Kasim mendatangi Habib yang sudah kembali masuk kerja ke toko roti pusat yang tidak terlalu jauh. Lelaki itu tampak sibuk menguleni adonan dengan beberapa noda tepung kering di pipi dan bajunya.
"Maafkan Paman kalau kemarin menyinggungmu, ya? Paman hanya ingin melindungimu. Terlibat dengan Nadia dan Ahmad hanya akan mengganggu pernikahanmu dan Aida," kata Kasim yang sama sekali tak menghentikan gerakan tangan Habib.
"Aku mengerti, terima kasih sudah menasehatiku," balas Habib menoleh sekilas.
"Usahakan agar Aida jangan sampai tahu tentang masa lalumu, ya? Kasihan dia, apa lagi ibunya sekarang juga sedang tidak sehat. Paman takut itu melukai mereka," pesan kasim pula yang kali ini membuat gerakan tangan Habib terhenti.
Terlambat, paman. Aida sudah tahu semuanya, dia bahkan sudah mengerti bagaimana masa lalu Habib dan Nadia sampai membuatnya gagal move on sampai detik ini. Mengingat jarak pacaran mereka cukup lama, tentunya tidak semudah itu melupakannya.

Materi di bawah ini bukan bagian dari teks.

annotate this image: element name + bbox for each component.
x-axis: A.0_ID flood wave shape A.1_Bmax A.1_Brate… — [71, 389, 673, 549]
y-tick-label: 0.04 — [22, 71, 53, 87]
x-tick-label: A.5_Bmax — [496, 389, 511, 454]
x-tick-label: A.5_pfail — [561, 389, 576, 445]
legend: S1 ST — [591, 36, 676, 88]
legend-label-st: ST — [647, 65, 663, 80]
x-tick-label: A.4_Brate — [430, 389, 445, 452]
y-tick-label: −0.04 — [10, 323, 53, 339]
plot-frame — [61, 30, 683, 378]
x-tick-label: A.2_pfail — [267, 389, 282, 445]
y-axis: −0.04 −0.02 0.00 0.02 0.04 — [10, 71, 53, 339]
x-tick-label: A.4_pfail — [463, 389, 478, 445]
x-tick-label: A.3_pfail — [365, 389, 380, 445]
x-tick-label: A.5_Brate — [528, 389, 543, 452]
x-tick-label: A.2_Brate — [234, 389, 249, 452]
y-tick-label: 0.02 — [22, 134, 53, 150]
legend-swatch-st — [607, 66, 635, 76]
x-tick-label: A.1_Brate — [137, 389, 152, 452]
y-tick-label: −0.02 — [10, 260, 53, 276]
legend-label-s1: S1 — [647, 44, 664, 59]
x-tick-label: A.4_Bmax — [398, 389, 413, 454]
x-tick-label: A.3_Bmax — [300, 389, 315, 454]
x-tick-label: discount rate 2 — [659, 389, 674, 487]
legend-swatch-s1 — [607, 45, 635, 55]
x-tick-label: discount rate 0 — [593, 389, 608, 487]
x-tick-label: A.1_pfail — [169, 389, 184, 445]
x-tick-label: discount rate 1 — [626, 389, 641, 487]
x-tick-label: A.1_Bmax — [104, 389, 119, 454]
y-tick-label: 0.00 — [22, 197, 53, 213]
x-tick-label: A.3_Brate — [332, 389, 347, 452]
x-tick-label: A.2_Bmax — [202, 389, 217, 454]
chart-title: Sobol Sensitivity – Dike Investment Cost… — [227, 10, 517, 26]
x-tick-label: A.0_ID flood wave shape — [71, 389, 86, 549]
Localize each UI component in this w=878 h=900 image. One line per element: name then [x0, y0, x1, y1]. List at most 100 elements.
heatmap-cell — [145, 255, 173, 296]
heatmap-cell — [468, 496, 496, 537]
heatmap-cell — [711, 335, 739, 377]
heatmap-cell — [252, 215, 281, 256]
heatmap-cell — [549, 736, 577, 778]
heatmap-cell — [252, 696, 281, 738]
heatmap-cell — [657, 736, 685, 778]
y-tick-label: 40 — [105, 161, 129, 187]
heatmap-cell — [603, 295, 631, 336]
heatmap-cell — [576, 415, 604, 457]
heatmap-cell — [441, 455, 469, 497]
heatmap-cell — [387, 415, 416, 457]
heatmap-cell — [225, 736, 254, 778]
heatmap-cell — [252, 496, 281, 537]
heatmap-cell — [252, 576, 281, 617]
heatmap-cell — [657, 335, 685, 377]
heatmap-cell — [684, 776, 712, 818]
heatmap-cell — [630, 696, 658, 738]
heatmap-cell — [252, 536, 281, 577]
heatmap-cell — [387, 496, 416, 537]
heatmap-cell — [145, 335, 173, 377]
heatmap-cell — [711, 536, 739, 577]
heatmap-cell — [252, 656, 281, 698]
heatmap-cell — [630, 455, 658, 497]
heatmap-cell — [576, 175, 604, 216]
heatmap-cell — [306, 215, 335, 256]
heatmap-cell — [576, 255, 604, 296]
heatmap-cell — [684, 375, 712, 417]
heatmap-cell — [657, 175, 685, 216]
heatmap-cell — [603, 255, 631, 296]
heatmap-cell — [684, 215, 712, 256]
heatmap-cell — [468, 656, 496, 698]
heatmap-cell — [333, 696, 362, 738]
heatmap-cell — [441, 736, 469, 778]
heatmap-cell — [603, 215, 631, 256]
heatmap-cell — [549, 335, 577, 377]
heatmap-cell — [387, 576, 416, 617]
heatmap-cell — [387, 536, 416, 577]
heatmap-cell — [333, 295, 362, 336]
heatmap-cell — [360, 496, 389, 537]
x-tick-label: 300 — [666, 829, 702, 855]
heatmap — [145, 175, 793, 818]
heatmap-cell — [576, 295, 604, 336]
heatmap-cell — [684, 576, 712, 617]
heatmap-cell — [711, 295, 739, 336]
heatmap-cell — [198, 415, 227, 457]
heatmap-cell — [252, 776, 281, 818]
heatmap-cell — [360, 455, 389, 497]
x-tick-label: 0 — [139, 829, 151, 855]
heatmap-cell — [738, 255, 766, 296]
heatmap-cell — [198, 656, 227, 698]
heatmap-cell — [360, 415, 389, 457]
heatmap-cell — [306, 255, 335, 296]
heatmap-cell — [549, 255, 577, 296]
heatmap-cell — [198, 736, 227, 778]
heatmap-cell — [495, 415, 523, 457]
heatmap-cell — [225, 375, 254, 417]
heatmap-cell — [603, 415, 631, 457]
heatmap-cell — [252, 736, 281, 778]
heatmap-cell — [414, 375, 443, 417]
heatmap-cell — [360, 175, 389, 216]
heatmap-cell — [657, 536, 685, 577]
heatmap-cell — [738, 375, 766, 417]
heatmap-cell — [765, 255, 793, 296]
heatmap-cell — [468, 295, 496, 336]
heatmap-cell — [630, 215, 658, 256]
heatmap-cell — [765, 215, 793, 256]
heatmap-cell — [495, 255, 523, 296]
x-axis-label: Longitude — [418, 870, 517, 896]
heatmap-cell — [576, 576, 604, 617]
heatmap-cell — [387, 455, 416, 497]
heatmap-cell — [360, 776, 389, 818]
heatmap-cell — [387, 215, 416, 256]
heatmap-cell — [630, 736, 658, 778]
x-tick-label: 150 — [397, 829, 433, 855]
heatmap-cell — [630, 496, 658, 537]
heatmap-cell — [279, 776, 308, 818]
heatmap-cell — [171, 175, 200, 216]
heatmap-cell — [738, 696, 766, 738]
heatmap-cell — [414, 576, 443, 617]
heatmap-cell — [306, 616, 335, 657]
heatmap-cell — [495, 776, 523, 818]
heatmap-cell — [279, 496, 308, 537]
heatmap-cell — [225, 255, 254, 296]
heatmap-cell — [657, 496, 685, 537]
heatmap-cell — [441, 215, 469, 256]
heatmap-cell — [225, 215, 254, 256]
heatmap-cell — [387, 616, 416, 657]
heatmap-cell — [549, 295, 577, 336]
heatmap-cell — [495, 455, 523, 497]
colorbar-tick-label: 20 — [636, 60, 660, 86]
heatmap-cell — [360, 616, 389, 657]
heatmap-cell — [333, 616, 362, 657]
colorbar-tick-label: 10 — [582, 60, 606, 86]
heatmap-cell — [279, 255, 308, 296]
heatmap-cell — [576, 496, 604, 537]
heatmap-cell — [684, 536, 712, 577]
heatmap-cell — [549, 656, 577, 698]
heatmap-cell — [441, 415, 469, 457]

Padahal dulu Nadia sering datang ke toko roti untuk hanya sekedar menemani Habib bekerja. Wanita itu pulang sekolah, langsung datang ke toko dan menemani Habib di sana. Melihat dengan tatapan penuh cinta, membuat Habib tak berhenti tersenyum.
"Ih, kamu ini bagaimana, sih?! Kalau kerja itu yang bersih, kenapa tepung bisa sampai melayang ke wajah?" omel Nadia yang langsung membersihkan noda tepung di pipi Habib dengan tangannya sendiri.
"Itulah gunanya pacar," bisik Habib yang membuat Nadia terkekeh.
Mereka hanya berdua di dapur, hingga tidak ada siapapun yang melihat kejadian itu. Tatapan mereka berubah menjadi lebih dalam, dan membuat Habib terhanyut dengan tatapan itu hingga mendekatkan wajah mereka dan bersiap untuk berciuman.
"Habib, satu roti lagi!" teriak Kasim, membuat wajah mereka menjauh seketika.
Nadia hanya tersenyum menyadari apa yang akan mereka lakukan. "Sebaiknya aku pulang, bang Hafidz mengajakku ke pasar sore nant," pamit Nadia pula.
"Pasar minggu?"
"Ya."
"Aku akan ikut. Kita bertemu di tempat biasa!" balas Habib yang di angguki Nadia.
Masa itu adalah masa paling indah. Mereka bisa menghabiskan waktu bersama, sekaligus bersama sahabatnya, Hafidz yang merupakan saudara satu-satunya yang Nadia punya saat itu. Mereka bertiga kerap kali menghabiskan waktu bersama, sampai mereka tak sadar ada satu hati yang merasa terkucilkan.
"Mas!" Suara Aida datang mengejutkan Habib.
"Sedang apa kamu disini?"
"Malam ini ayah dan ibu mengundang kita untuk makan malam. Ada sepupu jauhku yang datang ke rumah."